Being alive means we have and will have problems.
And if we’re going to be confronted with problems the rest of our lives, then becoming good at facing and solving problems seems to me to be a worthy endeavor.
Before I jump into my list, allow me to share a few of my thoughts ABOUT problems.
I believe there is almost always more than one solution to any problem. And if you think there’s only one, you will be significantly limiting yourself.
I also think that in business, you don’t really have problems, you have expenses. This assumes that every problem in business can be solved. It’s just going to cost time, energy and/or money to solve it. Not so with all personal problems. Many of them cannot be solved with money alone.

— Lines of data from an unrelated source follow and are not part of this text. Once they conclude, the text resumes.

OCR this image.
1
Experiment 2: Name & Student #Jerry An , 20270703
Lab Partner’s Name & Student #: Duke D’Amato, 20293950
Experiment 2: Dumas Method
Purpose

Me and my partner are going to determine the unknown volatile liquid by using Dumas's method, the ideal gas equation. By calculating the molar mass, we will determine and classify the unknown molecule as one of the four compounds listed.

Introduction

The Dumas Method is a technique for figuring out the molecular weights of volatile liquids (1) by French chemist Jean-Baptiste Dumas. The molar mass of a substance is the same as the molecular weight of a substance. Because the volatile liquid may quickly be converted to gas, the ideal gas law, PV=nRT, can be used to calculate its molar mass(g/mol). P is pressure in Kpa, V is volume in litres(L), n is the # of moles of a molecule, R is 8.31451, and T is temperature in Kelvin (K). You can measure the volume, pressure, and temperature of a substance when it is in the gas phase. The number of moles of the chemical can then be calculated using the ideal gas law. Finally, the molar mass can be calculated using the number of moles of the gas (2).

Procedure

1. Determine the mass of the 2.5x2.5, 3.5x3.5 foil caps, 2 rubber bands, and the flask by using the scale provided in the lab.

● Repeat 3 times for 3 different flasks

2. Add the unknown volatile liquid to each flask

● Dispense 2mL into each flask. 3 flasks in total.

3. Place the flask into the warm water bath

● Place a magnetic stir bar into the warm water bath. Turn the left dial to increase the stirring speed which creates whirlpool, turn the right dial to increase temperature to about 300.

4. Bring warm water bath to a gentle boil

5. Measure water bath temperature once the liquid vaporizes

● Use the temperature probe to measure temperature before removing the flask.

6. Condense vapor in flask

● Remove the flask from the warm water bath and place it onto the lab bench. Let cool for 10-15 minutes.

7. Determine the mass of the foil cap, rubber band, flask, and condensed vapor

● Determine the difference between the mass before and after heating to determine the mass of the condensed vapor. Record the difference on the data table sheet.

Our attitude toward problems and problem-solving is probably as important, if not more important, than our skills or knowledge in solving them. How we approach our problems is critical.
If we’re angry about having the problem, it’s going to be a lot harder to solve. Complaining about why we have the problem takes time and energy away from SOLVING the problem. What we resist tends to persist.
And remember that problems can be, and often are, good things. We learn from them. We create or discover opportunities that wouldn’t be realized without working through them. If there were no problems to solve, we would not be necessary.
That said, here are my Top Ten Ways to Solve Problems:
1. Define or re-define the problem.
Charles Kettering said, “A problem clearly stated is a problem half-solved.” The way we define the problem has a lot to do with how we approach the solution. Many times a re-definition will work wonders on opening the possibilities.
2. Focus on the SOLUTION, not the problem.
Otherwise, we may just be worrying and making the problem bigger than it really is. Believe that it can be solved and stay centered upon the way to solve it.
3. Detach from the problem.
Many times we are too close and too emotionally involved to a problem to have a good perspective. Try looking at it like it was someone else’s problem. Take a larger view and you will likely find more possibilities.
4. Ask an expert or someone with experience.
Very few problems we face are brand new. Usually they have been solved by someone else, so don’t underestimate the value of someone with the right expertise and knowledge.
5. Access the knowledge and the skills necessary.
Determine what you need to know and the skills that need to be harnessed to get the job done. And if you don’t know what they are, find out.
Practice green light thinking with your mastermind team. Generate as many ideas as you can.
7. Use IWWCW.
That stands for “In What Ways Can We”. And it implies there is more than one tactic, strategy or action you can take. It will expand your thinking and that of others involved.
8. Don’t try to solve the problem without the knowledge, skills and information you need.
If you can delay decisions and actions until these things are determined and acquired, that’s usually the best thing to do. It also helps to sleep on it. Our subconscious mind often solves problems in our sleep. Just be sure you are tactically delaying things and not procrastinating or avoiding.
9. Look for ways to simplify the challenge and the potential solutions.
Often we complicate things more than we need. And many times the simplest solution is the best.
10. When possible, solve problems before they happen.
It’s much easier than dealing with it in crisis. Have contingency plans. Think about things that could happen and what action you will take if it does. This is not negative thinking. If you live in an earthquake zone or tornado area, what precautions can you take to be well prepared?
The more we accept our problems and the better we get at solving them, the more confidence we develop. In doing so, we increase our value in the marketplace because we are known for having a cool, thoughtful and logical approach to understanding and solving problems.